- The Washington Times - Sunday, February 27, 2005

Experts on malaria testifying on Capitol Hill this month found hope in the recent scientific advances against the disease, but they said eradicating it is now a question of money.

Malaria, a life-threatening parasitic disease transmitted by mosquitoes, is responsible for the deaths of more than 1 million people every year, mostly in sub-Saharan Africa. Ninety percent of the victims are children under 5, according to the Global Fund to Fight AIDS, Tuberculosis and Malaria.

Melinda Moree, director of the Malaria Vaccine Initiative, a nonprofit group seeking to accelerate the development of promising vaccines, said if children were dying at the same rate in the United States, in a high school enrolling 500 children, 81 would die before finishing high school, and there would be funerals every three weeks.

“This is a completely unnecessary child holocaust,” Richard Feachem, executive director of the Global Fund, told lawmakers, arguing that these deaths are preventable.

Ways to avoid infection

Mr. Feachem said there are three well-established ways malaria infection can be prevented.

The first is to reduce the mosquito population by spraying insecticides. Another way — and the least costly — is to use mosquito bed nets impregnated with long-lasting insecticide. Most malaria-carrying mosquitoes bite at night and bed nets, if treated with insecticide, generate a chemical halo.

The third way to fight malaria is to promptly diagnose infected people and treat them with effective drugs. A new combination therapy uses Artemisinin, a Chinese plant that is more expensive than older treatments, but more effective. Mr. Feachem also urged the automatic treatment of pregnant women.

“We know that, where those interventions are applied on a serious scale, malaria collapses,” he said.

During the Feb. 15 congressional briefing, Mr. Feachem discussed the Lubombo region, a 38,610-square-mile swath of Mozambique, South Africa and Swaziland, where the prevalence of children’s malaria has dropped from 64 percent to less than 8 percent since 1999.

88 percent reduction

According to the private group Friends of the Global Fight Against AIDS, Tuberculosis and Malaria, 820,000 dwellings in the Lubombo region were sprayed in 2003 through 2004, and the use of Artemisinin-based combination therapy is one reason for the 88 percent drop in malaria prevalence in targeted areas of southern Mozambique and the 90 percent drop in some parts of South Africa in the last five years.

“It’s all very achievable,” Mr. Feachem said. “If it can be done in southern Mozambique or Swaziland, it can be done in all African countries. We need to do it, and we need to do it quickly.”

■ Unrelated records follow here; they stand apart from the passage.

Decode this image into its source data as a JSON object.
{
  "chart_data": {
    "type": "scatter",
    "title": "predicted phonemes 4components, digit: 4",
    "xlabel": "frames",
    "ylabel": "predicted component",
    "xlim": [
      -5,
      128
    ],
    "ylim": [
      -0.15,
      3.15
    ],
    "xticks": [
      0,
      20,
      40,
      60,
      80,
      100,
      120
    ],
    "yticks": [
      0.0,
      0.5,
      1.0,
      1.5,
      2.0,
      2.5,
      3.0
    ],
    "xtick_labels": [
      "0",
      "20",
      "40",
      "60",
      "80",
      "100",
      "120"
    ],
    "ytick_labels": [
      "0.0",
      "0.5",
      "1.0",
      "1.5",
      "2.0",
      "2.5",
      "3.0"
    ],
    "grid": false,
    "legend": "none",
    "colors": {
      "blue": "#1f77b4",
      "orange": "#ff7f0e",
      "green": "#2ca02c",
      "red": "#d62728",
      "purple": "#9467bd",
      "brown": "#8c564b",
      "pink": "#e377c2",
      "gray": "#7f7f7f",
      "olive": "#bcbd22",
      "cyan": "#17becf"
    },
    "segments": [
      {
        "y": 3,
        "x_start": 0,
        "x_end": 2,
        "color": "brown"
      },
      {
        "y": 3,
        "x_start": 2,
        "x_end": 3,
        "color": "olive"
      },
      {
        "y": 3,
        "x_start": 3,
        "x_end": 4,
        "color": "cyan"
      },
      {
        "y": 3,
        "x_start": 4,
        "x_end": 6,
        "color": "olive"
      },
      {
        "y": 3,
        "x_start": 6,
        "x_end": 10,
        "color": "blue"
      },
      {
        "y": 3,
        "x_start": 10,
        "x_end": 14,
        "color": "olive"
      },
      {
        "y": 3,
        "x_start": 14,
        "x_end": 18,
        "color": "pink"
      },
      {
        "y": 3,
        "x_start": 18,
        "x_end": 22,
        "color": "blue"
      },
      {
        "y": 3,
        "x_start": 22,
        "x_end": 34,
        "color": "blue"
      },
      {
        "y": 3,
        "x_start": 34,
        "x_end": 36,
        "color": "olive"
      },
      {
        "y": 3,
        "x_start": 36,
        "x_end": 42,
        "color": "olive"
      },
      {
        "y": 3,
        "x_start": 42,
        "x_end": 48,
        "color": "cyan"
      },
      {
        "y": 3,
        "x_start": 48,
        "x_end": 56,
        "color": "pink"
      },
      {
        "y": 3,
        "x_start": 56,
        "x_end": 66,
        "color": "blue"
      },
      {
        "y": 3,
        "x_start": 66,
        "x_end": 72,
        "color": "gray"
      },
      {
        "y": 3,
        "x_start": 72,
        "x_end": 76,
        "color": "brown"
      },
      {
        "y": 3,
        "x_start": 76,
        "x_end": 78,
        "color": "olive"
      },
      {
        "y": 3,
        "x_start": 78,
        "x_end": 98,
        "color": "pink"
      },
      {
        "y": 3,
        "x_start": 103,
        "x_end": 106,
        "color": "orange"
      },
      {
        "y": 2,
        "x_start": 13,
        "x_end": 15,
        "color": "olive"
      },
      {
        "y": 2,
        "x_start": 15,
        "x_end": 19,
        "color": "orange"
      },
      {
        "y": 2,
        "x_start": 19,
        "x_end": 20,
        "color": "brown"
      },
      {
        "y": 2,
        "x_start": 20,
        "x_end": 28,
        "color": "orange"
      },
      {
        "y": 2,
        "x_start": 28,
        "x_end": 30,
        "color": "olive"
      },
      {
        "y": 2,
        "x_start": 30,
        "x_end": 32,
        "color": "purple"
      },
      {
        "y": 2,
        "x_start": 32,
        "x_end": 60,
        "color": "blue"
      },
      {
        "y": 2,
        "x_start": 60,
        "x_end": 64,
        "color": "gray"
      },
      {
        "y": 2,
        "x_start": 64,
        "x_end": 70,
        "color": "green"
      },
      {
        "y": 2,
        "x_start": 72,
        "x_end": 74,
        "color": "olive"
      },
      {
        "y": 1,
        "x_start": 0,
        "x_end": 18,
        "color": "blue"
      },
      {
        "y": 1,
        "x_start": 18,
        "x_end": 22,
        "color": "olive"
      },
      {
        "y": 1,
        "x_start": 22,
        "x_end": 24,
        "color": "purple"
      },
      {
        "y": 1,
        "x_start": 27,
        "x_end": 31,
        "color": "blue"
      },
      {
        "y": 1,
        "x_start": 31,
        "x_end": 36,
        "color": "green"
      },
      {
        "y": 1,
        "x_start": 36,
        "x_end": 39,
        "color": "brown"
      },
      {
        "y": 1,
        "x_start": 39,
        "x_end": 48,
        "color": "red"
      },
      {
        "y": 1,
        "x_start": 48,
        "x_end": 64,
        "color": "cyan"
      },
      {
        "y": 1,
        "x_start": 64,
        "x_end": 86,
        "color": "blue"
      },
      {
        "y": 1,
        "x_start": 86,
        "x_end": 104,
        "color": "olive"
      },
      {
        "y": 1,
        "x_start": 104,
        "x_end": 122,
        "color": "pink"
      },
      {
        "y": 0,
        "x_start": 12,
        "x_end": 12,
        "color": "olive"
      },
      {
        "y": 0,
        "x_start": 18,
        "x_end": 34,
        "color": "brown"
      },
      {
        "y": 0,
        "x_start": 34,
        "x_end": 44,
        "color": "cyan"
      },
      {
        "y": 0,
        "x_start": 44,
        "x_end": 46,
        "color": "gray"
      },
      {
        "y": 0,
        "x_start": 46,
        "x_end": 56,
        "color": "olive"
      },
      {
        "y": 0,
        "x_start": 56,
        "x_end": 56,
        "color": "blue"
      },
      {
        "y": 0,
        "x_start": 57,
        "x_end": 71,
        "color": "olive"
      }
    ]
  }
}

Another promising new development in the fight against malaria is an experimental vaccine developed by GlaxoSmithKline that proved effective in clinical trials last year in Africa that involved 2,000 children ages 1 to 4. The vaccine cut the risk of malaria in immunized children by 30 percent, and cut life-threatening cases by more than one-half.

Eradicating malaria could greatly benefit African economies.

Susumu Yoshida is the senior coordinator of Sumitomo Chemical Co. Ltd., which manufactures insecticide-impregnated bed nets that last more than five years. “Africa is a vital region and has enormous potential for economic development in the 21st century,” he said. “The World Bank estimates that malaria reduces Africa’s gross domestic product by $12 billion every year.”

Malaria hurts economy

According to the World Health Organization, the direct costs of malaria are tremendous in terms of private and public spending to prevent and treat the disease. Malaria also impairs children’s development and schooling through absenteeism and neurological damage. Malaria in a country also affects national prosperity, in part because of the reluctance of travelers to visit malaria-infested areas.

But there is hope. Ms. Moree said science is no longer the major obstacle to progress against malaria.

“The obstacle in the past has been science: [the malaria] parasite, it is very difficult. We don’t have any vaccine against parasites,” she said. “But … now what really is the obstacle is the resources and the political will to move things forward and make them happen.”

Ms. Moree called for more U.S. funding of efforts to combat malaria worldwide, and said efforts against the disease could be hurt seriously because it has much less priority in the United Stated than does AIDS or bioterrorism.

But Roger Bate, a resident fellow at the American Enterprise Institute (AEI) and a specialist in health policy and endemic diseases in developing countries, said fighting malaria is not just a question of money.

“What tends to happen is the money that is being spent on malaria control often goes to U.S. contractors, and a lot of the money never even leaves the United States. The money goes on studies, it goes on consultative exercises, it goes on research programs, it goes on technical advice and technical assistance,” he said.

Mr. Bate said he is working on a paper for AEI analyzing the malaria program of the U.S. Agency for International Development. “The [Government Accountability Office] is doing an investigation of how [USAID is] spending the money, which gives you an indication that it probably isn’t being spent very well,” he concluded.